Judith looked at her more carefully. There was something remote about her, closed off and hurt, as if she was afraid. “Do you know somebody who’s been bothered?” she asked as gently as she could.

“No,” Lizzie said quickly, without looking up from what she was doing. “I don’t know that I would recognize it if I did. Sarah used to flirt like mad, and I’ve no idea how far it went, but I’m not telling Jacobson that. There are enough people saying she deserved it.” Her face was flushed and her knuckles white where she gripped the small box she was holding. Her voice was thick with anger when she spoke again. “It’s a vicious and idiotic thing to say! What happened to her was not flirting gone too far, it was violent and brutal, a man who has no decency left in him. He has descended into something less than human. Please, let’s talk about something else. I liked Sarah, silly as she was sometimes. She was only trying to survive.”

“I’m sorry,” Judith said immediately. She had forgotten for a moment that Lizzie had probably known Sarah quite well. Friendships could grow quickly out here—bad experiences shared, an act of kindness, and bonds were forged. “I’m talking too much because he made me angry and I behaved like a fool. And I’m afraid, too.”

Lizzie looked at her with a sudden smile. “We all are,” she admitted.

That evening Judith was back in her vehicle with another V.A.D. who had not been at the Casualty Clearing Station when Sarah was killed. They were driving toward the fighting, which was moving steadily farther ahead with each new assault, stretching the supply lines. She thought back to her exchange with Lizzie. Lizzie was frightened, and Judith had an increasing feeling that it was something more personal that troubled her—something she guarded not only from Jacobson but even from the other women. Was she afraid for someone in particular—a man she was fond of or, worse, who had threatened her? It was a hideous thought that there was someone here who either was guilty or looked it, and somebody else was carrying the burden of that knowledge. If so, then surely their lives could be in danger, too? They were all used to death; the place was saturated with it. It did not startle or horrify anymore.

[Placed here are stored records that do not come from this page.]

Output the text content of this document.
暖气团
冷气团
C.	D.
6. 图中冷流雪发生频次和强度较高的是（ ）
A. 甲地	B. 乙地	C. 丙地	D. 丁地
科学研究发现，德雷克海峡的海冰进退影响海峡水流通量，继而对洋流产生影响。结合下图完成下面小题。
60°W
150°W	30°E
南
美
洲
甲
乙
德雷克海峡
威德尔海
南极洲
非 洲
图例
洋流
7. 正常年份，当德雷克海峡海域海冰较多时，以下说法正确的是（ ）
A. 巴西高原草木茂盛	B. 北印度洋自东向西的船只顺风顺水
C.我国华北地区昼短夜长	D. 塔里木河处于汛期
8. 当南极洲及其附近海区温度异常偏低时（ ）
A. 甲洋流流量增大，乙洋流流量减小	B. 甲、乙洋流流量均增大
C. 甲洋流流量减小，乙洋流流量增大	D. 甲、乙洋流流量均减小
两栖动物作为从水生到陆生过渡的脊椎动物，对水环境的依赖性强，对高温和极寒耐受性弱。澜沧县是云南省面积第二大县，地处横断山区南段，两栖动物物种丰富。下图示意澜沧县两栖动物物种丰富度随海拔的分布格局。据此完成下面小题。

The gunfire was growing heavier in the distance, over toward Courtrai. The roads were worse here. She could see huge craters in the intermittent light of the star shells.

Perhaps they were all pretending not to know anything for precisely that reason. How could Jacobson, or anyone else, protect a witness? There was no such thing here as safety of any sort. She wished Lizzie could have trusted her. She felt an acute awareness of failure. She should have tried harder, said different, gentler things, and been far less occupied with herself.

She was one of the fortunate ones in that she could leave the field hospital, even though Jacobson had told her not to and had refused to let Wil come with her. But the fighting was still going on, and there were more casualties that had to be brought back. The war plunged inexorably toward its last days. Individual lives had never mattered in these circumstances.